[Prev][Next][Index][Thread]

RE: more rsg/cap queries



>Original Poster: Robin Copini <rcopini-at-merlin-dot-net.au> 
>
> what happens if, while the cap is charging on the down side of the
>incoming AC waveform,(or the upside of the reverse) - and does not
>discharge due to insufficient voltage across the presented gap - it is
>presented with the now 'reversed' polarity of the AC waveform after
>having gone through it's zero point? I mean, all stupid questions
>allowed of course, it is seems to me that for at least a very short time
>the cap and transformer are presenting opposing polarities. Is this
>right? if it is what happens during this time?
>
>Regards
>
> Robin Copini,
> Adelaide - South Australia.

Your question is one that had me wondering and concerned before I fully
(hah!) understood this stuff.  I too feared that if the cap voltage was
less than the gap discharge voltage as it started going toward zero, that
that partial charge on the cap was wasted energy.  Not so!

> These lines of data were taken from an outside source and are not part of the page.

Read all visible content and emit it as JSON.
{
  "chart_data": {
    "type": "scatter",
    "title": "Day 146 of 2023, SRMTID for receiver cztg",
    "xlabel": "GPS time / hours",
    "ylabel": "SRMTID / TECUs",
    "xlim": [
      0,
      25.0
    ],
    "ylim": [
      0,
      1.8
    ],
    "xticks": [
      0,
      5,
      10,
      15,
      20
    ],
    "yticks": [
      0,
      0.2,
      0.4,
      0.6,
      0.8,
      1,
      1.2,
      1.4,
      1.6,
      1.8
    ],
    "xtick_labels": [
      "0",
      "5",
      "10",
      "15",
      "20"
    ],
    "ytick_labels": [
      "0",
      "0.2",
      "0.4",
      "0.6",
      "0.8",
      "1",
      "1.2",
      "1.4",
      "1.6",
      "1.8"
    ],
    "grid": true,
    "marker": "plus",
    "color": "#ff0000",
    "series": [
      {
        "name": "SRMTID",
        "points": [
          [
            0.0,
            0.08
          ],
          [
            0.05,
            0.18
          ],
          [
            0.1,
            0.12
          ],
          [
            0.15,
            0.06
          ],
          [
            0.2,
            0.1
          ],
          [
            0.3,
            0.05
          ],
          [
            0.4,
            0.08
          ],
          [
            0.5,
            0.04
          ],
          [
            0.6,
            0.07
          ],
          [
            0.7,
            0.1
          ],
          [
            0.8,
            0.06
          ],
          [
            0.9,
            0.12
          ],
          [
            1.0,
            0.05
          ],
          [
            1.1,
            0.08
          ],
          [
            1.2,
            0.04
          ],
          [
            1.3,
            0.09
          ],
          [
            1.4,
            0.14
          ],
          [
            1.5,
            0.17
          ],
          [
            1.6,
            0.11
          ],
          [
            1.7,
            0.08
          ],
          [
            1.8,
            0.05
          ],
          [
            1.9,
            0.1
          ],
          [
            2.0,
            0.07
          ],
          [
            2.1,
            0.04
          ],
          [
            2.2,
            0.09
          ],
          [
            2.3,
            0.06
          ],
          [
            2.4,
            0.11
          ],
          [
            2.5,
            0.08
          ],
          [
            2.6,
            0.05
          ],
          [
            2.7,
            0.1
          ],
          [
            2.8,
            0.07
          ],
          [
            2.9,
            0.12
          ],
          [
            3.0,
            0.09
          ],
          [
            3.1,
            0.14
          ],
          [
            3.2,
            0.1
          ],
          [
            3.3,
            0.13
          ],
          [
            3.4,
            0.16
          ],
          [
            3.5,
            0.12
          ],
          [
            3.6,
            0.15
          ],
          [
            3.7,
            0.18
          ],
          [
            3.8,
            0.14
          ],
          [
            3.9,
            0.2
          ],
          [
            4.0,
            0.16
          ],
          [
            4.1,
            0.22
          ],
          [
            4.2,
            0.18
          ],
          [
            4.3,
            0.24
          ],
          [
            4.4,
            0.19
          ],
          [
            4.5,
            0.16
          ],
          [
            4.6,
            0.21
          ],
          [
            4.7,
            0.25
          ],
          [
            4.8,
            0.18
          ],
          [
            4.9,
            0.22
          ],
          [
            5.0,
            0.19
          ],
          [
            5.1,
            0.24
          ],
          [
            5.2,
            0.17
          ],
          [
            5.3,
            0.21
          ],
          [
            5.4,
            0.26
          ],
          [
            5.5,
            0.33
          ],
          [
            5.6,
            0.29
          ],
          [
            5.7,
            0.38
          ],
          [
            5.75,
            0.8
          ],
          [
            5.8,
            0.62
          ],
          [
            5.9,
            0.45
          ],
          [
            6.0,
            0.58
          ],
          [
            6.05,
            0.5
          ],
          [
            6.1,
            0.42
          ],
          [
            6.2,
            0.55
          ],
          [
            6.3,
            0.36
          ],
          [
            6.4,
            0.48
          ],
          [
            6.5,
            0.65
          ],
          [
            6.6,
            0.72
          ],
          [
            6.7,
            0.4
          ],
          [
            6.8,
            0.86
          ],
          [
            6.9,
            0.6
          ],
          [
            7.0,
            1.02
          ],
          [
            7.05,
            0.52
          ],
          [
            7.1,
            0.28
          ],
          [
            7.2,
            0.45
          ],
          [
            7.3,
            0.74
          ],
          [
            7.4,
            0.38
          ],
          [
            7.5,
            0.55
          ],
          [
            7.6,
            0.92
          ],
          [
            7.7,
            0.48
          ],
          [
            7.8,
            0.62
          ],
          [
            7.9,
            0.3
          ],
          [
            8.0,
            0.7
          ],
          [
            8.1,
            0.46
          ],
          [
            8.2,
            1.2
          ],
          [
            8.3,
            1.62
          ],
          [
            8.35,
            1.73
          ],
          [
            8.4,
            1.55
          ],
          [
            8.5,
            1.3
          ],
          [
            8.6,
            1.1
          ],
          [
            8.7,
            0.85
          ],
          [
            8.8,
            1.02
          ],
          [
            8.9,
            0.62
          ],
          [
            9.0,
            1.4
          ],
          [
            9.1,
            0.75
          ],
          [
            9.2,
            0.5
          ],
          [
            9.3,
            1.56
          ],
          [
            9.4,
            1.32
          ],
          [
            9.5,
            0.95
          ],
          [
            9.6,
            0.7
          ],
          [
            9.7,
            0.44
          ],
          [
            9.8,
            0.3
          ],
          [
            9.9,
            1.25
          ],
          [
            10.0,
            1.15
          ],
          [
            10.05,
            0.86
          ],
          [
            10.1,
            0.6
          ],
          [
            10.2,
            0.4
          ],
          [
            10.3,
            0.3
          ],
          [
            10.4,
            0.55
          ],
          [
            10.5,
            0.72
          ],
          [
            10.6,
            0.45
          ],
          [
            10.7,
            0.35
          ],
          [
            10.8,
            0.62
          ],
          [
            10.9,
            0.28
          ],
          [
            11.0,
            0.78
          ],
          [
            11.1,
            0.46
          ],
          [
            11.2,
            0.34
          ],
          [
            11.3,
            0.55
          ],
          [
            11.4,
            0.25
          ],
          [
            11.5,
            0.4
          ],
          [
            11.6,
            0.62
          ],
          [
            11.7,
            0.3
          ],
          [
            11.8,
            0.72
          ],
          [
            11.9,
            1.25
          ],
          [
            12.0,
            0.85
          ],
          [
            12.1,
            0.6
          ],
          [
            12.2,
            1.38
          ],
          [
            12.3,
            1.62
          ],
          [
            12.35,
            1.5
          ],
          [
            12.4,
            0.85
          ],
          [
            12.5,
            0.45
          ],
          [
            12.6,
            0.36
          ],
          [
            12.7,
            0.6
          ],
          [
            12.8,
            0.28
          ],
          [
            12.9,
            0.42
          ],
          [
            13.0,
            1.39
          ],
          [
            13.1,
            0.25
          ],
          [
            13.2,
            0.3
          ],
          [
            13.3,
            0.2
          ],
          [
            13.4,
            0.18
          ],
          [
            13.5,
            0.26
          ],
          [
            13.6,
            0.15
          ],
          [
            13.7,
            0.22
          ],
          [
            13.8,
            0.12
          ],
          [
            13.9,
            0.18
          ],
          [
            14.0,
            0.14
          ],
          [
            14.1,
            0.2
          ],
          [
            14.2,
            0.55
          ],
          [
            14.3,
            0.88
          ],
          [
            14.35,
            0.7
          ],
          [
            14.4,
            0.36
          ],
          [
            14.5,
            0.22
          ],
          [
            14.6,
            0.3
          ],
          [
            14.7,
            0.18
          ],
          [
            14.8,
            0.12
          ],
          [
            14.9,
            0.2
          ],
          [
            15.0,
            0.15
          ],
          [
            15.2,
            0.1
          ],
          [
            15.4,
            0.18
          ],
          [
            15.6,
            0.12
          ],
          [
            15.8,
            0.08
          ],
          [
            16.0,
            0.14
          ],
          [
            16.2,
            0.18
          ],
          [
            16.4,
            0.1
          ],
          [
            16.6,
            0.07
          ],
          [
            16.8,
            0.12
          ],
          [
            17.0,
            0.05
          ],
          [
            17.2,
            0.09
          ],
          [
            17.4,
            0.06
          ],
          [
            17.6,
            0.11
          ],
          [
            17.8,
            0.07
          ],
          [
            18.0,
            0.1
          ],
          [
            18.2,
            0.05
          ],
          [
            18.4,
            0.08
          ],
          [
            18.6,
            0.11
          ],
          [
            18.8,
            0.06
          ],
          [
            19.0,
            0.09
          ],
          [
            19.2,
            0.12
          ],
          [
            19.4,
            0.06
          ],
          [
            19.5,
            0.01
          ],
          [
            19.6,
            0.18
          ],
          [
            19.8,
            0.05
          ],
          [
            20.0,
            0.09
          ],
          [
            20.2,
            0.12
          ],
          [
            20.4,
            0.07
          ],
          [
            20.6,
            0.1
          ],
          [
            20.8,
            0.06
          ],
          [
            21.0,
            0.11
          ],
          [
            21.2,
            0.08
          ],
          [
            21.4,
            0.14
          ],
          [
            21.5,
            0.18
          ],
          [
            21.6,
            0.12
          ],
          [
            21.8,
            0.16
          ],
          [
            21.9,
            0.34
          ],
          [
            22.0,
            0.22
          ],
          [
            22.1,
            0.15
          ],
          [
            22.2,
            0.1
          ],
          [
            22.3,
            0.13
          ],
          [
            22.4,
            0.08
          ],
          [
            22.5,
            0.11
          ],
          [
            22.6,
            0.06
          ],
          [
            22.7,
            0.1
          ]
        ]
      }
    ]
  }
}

Think of the analogy of pushing someone on a swing, the amplitude of the
swing representing the voltage on the cap.  Ideally one would be pushing
the swing UPWARD away from it's midpoint (zero volts) and hoping to
discharge it at it's peak amplitude.  But in the event that the "gap
discharge" amplitude is not met, that partial amplitude is not wasted.
Instead, you (or the transformer) would continue to push it, now
DOWNWARD, through zero, and continue pushing, all the time adding more
energy to the swing.

The DOWNWARD push represents the transformer working to reverse the
charge polarity on the cap.  True, it is opposite in polarity to the
open-circuit voltage that the transformer wants to output, but to the
transformer, it's just pushing current - it doesn't matter what it's
terminal voltage is.

It might be helpful to see some of the simulation waveforms I've posted
on my web site: http://people.ne.mediaone-dot-net/lau/tesla/tesla.htm (What
capacitor size is best?)  It shows the cap voltage using a static spark
gap, and there numerous instances where the charging peak doesn't hit the
discharge voltage, so it swings downward all that much harder.

Regards, Gary Lau
Waltham, MA USA